By the way, I tried the 3rd-party mypy utility, which is billed as a “linter” for Python programs, and supposedly reads the type annotations, to see if it would have caught the problem. It didn’t report an issue.

Python is now widely used in education, having displaced simpler and more tightly-specified languages such as Scheme. I’m trying to imagine a first-year or second-year computer science student trying to figure out this problem, when expressions can wind up with unexpected types, and the language and tools are not designed to help.
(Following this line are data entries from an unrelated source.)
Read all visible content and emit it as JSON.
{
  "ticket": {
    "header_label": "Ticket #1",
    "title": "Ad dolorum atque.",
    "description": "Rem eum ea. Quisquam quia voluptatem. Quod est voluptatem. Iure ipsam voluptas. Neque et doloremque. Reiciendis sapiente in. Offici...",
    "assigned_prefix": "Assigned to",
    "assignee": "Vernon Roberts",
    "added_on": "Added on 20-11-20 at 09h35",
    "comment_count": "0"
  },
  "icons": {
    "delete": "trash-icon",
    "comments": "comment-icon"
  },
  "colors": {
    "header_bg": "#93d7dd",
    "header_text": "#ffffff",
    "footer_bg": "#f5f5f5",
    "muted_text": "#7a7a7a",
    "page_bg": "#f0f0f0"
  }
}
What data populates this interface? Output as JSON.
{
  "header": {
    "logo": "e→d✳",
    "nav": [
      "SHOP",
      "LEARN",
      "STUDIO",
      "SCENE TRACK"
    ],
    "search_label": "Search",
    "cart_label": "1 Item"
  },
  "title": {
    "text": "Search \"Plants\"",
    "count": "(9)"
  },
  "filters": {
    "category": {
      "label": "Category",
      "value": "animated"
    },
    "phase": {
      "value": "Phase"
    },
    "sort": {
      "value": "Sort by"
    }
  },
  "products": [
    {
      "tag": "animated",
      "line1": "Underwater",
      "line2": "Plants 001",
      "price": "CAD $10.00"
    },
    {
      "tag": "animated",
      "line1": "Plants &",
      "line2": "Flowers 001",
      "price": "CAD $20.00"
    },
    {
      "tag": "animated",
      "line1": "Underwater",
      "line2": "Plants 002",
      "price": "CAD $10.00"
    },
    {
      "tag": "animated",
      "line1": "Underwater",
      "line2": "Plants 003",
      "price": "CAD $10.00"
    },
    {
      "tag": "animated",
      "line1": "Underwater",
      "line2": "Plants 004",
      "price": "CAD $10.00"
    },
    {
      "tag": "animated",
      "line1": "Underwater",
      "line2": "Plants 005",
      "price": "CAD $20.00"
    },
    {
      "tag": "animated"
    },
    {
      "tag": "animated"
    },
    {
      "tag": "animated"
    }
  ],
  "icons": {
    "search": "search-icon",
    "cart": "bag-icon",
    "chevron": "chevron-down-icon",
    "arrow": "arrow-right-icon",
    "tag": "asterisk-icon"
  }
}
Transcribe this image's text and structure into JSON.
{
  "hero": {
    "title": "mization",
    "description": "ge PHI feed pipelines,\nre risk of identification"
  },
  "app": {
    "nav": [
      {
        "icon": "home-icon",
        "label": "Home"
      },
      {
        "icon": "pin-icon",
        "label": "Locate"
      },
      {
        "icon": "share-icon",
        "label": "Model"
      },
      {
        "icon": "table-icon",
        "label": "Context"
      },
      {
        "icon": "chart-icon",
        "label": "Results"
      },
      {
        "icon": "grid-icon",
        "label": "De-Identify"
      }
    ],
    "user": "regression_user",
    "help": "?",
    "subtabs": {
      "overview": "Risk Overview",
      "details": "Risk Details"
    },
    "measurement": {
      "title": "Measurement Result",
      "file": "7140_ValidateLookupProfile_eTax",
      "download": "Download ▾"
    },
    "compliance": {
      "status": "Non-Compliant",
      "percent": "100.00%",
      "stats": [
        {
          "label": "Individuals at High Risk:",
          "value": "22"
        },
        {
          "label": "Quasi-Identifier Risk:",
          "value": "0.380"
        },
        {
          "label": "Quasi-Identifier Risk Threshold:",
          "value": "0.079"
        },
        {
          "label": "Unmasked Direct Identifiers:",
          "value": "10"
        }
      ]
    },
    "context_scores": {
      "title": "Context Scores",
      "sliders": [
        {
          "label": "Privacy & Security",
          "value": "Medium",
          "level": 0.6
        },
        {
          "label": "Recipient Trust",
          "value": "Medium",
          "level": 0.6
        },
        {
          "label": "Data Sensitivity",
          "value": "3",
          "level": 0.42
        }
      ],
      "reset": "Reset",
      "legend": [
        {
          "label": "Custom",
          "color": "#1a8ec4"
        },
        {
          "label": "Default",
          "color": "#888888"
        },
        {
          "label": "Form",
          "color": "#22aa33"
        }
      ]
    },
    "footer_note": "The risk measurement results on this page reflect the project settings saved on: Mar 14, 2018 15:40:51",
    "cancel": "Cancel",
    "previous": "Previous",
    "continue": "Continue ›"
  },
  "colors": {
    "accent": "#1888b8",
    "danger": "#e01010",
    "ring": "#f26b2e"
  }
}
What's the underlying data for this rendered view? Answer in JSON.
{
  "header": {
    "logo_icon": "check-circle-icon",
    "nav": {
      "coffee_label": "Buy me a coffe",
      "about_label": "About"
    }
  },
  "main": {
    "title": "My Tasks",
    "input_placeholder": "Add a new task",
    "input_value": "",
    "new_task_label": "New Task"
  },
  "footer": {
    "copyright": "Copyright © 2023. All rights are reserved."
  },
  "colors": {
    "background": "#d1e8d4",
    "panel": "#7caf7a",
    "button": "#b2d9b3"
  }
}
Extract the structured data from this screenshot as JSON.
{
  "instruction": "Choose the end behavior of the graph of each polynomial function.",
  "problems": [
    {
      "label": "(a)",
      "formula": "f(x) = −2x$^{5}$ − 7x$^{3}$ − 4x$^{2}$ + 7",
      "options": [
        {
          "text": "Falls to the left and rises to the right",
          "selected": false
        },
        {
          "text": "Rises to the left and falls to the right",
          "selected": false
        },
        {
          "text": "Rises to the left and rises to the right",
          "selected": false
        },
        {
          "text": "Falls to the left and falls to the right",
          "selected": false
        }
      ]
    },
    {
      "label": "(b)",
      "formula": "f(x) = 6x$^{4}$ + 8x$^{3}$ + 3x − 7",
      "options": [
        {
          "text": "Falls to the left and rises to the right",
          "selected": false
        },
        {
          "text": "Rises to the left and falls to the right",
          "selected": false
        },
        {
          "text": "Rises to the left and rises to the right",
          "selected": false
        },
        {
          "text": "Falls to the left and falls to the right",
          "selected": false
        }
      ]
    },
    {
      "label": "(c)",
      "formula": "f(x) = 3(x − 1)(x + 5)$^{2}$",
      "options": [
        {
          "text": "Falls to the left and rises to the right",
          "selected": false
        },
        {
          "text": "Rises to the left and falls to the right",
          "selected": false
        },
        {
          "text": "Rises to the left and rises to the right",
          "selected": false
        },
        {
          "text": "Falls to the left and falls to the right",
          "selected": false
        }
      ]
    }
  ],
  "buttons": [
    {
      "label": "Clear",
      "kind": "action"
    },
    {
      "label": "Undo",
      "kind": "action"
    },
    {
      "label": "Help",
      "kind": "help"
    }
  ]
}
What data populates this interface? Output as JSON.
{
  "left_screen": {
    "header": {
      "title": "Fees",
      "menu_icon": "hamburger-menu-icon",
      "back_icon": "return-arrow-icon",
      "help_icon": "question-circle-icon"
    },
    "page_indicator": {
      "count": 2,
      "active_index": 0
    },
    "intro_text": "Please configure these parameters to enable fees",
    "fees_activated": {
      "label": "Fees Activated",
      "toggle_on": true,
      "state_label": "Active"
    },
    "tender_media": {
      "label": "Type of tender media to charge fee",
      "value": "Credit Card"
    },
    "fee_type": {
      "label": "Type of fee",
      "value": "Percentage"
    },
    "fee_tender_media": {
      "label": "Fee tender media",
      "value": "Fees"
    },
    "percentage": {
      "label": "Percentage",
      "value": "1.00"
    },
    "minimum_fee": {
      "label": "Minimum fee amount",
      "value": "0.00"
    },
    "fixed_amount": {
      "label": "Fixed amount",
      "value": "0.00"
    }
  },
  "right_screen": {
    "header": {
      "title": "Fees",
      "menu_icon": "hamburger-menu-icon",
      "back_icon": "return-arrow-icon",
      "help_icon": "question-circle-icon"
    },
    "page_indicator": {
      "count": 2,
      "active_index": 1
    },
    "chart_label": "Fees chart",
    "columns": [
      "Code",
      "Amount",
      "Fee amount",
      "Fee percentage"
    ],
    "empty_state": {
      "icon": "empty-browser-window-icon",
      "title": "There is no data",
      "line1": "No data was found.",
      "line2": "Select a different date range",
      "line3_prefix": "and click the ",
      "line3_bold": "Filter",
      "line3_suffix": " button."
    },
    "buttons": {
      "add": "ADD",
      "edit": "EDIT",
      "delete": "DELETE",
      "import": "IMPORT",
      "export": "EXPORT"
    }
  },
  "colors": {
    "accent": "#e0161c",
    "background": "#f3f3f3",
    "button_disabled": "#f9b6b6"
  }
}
Python is also widely used in various industries; it’s used very extensively at Google, and the language’s designer was a Google employee for a time. With this kind of backing, one might think that Python might have had its foundations shored up and improved; it might have even re-tooled to take advantage of some advances in language implementation that came about in the 1980s and 1990s. One of these big corporate backers might have invested money to make type annotations actually work to make the code safer and more efficient.

I’ve been programming and studying computer science long enough to have some understanding of language design, and I’ve lived to see the same mistakes repeated again and again, as the tools underlying our critical infrastructure emerge from informally-specified hobby projects, and language designers don’t really ever seem to learn from their predecessors.

Can we hope for better, in the career and lifetime I’ve got left? I’m getting tired of wasting so much time debugging, and of the slow churn of language development that is really traveling without moving.